Je déplore la pratique généralisée de la détention arbitraire de civils par les deux parties. Des centaines, voire probablement des milliers de personnes sont détenues au secret dans des conditions épouvantables. Qu’il s’agisse de militants politiques, de courageux défenseurs des droits humains ou de membres des comités de résistance, leur crime supposé est de soutenir ou d’être perçus comme soutenant le parti adverse, de s’opposer à la guerre ou simplement d’apporter une aide humanitaire à celles et ceux qui en ont besoin. Nombre d’entre eux ont été torturés. Au moins 500 personnes auraient disparu dans la seule ville de Khartoum.

Au Darfour occidental, des attaques à motivation ethnique perpétrées par les Forces d’appui rapide et les milices arabes alliées ont entraîné la mort de centaines de civils « non arabes », principalement issus des communautés massalit. Ces faits se sont produits principalement dans la capitale, El Geneina, mais aussi dans au moins huit autres lieux. Les Forces d’appui rapide contrôlent désormais toutes les localités du Darfour occidental, à l’exception de deux d’entre elles.

Ces événements rappellent un passé horrible qui ne doit pas se répéter.

Dans d’autres régions du Darfour, le nombre de victimes civiles continue d’augmenter, tout comme la destruction des infrastructures civiles, notamment à Nyala, dans le Darfour méridional. Le 21 août, plus de 39 civils, principalement des femmes et des enfants, y ont été tués par des obus qui ont explosé à proximité de leur cachette sous un pont. Dans toute la région du Darfour, les habitants n’ont pas pu accéder à leurs terres agricoles en raison des combats, ce qui n’a fait qu’aggraver la situation déjà catastrophique en matière de sécurité alimentaire.

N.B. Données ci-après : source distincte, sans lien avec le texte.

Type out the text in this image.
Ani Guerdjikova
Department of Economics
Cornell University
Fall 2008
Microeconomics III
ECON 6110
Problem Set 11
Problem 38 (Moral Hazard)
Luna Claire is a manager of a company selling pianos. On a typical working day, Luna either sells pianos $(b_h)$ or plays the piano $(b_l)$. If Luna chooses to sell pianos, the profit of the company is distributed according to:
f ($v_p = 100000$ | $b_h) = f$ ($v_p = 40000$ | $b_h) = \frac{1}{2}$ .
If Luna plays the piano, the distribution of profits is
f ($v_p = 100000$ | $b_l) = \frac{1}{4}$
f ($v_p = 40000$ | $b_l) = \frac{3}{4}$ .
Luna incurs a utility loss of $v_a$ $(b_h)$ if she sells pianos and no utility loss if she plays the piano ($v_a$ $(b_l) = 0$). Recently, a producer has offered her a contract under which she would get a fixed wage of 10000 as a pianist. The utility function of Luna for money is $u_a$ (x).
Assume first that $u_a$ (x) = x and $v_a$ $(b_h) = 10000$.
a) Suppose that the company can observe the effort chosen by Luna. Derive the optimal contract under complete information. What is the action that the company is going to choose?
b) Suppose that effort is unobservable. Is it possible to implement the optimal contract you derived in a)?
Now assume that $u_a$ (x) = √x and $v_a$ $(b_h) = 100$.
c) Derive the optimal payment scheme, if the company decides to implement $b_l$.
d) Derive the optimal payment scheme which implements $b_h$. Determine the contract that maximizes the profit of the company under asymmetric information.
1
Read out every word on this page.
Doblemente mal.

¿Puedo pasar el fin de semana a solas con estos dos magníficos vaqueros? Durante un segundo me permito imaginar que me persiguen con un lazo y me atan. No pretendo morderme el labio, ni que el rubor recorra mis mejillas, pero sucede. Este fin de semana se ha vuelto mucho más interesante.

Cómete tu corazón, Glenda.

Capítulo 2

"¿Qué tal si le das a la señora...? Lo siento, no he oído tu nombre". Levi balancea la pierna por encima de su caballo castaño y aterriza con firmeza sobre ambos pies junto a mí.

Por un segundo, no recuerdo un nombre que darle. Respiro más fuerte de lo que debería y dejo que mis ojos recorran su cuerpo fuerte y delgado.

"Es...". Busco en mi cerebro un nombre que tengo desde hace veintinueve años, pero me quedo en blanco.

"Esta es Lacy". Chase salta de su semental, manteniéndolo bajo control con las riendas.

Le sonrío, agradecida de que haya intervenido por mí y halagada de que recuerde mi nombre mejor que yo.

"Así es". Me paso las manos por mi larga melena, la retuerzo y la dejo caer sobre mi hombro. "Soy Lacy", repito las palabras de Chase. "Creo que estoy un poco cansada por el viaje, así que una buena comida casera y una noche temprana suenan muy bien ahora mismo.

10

Je suis profondément préoccupé par les appels lancés par des responsables des Forces armées soudanaises, notamment par le général de division Al-Burhan, en faveur de l’armement des civils. Des appels similaires ont été lancés par des dirigeants locaux, dont récemment par le sultan de la communauté massalit. Les civils ne doivent pas être encouragés à prendre part aux hostilités ni être exposés aux répercussions des opérations militaires.

Nous observons également des signes inquiétants selon lesquels des milices, souvent affiliées à des groupes tribaux ou ethniques, seraient impliquées dans le conflit. Les campagnes de mobilisation menées par les Forces armées soudanaises présentent un risque réel d’attiser les tensions intercommunautaires et de déclencher des conflits encore plus graves entre les communautés. Dans le Kordofan méridional, les combats entre les Forces armées soudanaises et le Mouvement populaire de libération du Soudan-Nord (MPLS-N) ont des conséquences dévastatrices pour la population civile.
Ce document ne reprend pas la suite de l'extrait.